Increases (5-fold) in the rate of phosphorylation of
beta-casein were observed in extracts of human gingival fibroblasts that had been stimulated by
interleukin 1 (IL-1) or tumour
necrosis factor (TNF). The induced
kinase was cytosolic and had little activity on
alpha-casein. Its chromatographic behaviour on
anion-exchange and gel-filtration columns was similar to that of
beta-casein kinase, an
enzyme detected originally in MRC-5 cells stimulated by
IL-1 and TNF.
Phosphopeptide maps of
beta-casein confirmed that the
kinase activated in gingival fibroblasts had the same substrate specificity as
beta-casein kinase. In gingival fibroblasts,
beta-casein kinase activity was maximum after 15 min of stimulation by
IL-1 or TNF, and remained activated for several hours.

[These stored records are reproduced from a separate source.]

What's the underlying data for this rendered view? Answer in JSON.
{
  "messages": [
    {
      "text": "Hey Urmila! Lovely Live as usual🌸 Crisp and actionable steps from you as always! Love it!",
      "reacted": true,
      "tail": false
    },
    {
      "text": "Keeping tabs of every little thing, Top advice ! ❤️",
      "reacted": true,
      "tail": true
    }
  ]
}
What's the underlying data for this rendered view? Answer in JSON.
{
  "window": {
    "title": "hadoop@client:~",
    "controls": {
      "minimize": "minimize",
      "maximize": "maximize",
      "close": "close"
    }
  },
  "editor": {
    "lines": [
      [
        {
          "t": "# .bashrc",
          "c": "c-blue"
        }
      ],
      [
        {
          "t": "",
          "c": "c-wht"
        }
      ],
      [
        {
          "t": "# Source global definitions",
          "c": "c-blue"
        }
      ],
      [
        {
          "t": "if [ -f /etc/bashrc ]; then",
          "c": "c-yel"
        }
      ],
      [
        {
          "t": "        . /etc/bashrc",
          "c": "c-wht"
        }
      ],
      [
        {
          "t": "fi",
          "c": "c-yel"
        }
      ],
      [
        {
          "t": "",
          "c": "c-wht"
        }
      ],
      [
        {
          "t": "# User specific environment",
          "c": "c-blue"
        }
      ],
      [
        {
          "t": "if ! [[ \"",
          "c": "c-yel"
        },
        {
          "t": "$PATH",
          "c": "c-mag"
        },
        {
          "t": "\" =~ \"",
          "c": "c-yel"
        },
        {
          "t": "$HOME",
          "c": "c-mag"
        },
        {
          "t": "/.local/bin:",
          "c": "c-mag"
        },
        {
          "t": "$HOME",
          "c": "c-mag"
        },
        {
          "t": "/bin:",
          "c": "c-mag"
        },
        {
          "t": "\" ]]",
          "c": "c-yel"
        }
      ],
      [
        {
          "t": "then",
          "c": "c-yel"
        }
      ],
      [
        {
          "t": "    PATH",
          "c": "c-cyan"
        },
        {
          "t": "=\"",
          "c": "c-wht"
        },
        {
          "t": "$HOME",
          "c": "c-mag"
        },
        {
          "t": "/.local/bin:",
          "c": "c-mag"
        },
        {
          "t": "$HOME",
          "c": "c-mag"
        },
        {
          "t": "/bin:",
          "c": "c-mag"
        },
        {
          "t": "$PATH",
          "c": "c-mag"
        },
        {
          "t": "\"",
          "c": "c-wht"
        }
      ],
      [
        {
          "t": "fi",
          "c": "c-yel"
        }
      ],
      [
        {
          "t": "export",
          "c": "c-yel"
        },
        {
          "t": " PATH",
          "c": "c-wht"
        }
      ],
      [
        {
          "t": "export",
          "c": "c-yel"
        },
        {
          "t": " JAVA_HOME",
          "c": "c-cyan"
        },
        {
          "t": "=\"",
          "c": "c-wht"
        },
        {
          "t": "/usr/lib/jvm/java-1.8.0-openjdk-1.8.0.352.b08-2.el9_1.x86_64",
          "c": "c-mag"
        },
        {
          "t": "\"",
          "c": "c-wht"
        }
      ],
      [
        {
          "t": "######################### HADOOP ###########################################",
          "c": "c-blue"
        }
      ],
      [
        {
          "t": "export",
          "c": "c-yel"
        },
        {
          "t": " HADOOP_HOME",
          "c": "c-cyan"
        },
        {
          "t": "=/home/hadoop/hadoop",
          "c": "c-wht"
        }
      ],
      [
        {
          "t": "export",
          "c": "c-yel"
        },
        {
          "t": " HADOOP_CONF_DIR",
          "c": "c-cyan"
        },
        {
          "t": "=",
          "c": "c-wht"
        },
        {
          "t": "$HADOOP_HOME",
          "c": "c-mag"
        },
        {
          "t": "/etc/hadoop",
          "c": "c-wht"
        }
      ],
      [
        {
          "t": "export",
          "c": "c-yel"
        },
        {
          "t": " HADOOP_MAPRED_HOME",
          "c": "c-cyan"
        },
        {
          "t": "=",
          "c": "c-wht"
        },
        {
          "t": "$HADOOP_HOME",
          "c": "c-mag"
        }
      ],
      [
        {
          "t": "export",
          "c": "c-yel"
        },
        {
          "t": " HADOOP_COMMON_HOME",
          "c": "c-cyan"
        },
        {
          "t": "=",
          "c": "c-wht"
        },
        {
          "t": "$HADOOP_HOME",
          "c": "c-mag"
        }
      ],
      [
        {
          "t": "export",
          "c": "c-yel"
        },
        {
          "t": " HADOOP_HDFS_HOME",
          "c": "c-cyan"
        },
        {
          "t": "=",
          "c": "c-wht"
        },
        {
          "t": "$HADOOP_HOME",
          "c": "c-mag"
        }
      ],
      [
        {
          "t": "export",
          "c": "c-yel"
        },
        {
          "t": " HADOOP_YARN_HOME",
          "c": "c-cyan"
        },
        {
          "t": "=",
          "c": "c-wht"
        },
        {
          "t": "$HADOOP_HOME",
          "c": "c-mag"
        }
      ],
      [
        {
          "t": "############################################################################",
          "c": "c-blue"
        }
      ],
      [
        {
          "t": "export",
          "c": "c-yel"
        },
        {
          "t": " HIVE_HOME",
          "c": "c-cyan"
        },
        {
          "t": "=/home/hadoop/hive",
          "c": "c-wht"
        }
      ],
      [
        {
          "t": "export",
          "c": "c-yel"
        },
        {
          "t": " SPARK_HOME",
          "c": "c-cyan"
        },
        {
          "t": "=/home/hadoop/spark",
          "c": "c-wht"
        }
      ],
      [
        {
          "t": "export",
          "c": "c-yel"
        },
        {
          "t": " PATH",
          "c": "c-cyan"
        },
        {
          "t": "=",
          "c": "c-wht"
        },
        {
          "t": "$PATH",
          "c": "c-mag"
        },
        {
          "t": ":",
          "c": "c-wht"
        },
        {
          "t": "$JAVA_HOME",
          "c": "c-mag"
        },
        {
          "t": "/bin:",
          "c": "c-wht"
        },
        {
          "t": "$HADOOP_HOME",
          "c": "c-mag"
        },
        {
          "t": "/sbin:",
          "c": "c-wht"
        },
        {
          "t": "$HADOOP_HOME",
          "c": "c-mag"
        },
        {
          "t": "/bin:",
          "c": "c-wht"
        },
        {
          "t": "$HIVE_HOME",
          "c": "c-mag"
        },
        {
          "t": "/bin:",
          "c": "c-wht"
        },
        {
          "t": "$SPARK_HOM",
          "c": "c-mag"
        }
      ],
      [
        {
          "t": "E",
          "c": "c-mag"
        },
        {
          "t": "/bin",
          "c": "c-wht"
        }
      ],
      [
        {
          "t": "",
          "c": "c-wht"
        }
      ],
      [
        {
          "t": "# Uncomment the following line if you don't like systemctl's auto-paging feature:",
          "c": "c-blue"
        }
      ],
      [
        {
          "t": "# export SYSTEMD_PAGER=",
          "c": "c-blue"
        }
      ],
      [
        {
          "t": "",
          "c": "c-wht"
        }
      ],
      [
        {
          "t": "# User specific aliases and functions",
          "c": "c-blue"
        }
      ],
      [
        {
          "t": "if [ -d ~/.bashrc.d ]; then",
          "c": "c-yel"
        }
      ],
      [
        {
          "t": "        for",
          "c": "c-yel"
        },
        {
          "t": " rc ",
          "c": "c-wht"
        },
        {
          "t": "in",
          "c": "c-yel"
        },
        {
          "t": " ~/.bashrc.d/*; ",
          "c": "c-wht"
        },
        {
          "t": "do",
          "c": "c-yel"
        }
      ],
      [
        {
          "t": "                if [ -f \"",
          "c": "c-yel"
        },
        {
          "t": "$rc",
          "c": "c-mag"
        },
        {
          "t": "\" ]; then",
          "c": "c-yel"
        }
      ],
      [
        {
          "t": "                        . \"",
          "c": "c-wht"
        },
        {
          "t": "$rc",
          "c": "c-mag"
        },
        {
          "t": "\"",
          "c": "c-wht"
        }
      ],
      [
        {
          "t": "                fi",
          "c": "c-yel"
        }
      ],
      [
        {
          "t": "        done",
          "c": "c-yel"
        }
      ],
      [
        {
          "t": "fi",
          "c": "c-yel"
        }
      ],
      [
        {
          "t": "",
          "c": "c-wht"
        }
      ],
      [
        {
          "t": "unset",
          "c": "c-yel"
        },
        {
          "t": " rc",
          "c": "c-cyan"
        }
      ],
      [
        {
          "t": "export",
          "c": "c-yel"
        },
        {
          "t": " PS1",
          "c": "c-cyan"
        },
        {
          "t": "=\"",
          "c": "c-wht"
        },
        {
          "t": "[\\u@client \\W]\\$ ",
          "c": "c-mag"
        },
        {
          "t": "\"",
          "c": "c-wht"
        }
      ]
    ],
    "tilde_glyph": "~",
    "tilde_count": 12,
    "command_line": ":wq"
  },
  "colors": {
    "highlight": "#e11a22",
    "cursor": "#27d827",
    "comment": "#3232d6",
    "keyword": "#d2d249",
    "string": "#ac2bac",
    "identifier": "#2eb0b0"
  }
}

Activations of
small heat-shock protein (
hsp27) kinase and
mitogen-activated
protein (MAP)
kinase were also maximum 15 min after stimulation, but decreased to background levels within the next 30 min. Study of the effects of 21 agents other than
IL-1 or TNF showed that none activated
beta-casein kinase, whereas several activated MAP
kinase or
hsp27 kinase.
beta-Casein kinase was also detected in extracts of bovine articular chondrocytes and human endothelial cells stimulated by
IL-1 or TNF. Semi-purified preparations of fibroblast
beta-casein kinase were not inactivated by
phosphatases in vitro. Our results suggest that it may be involved in responses specific to
IL-1 and TNF in a wide range of cell types and that its activation probably involves mechanisms other than its phosphorylation.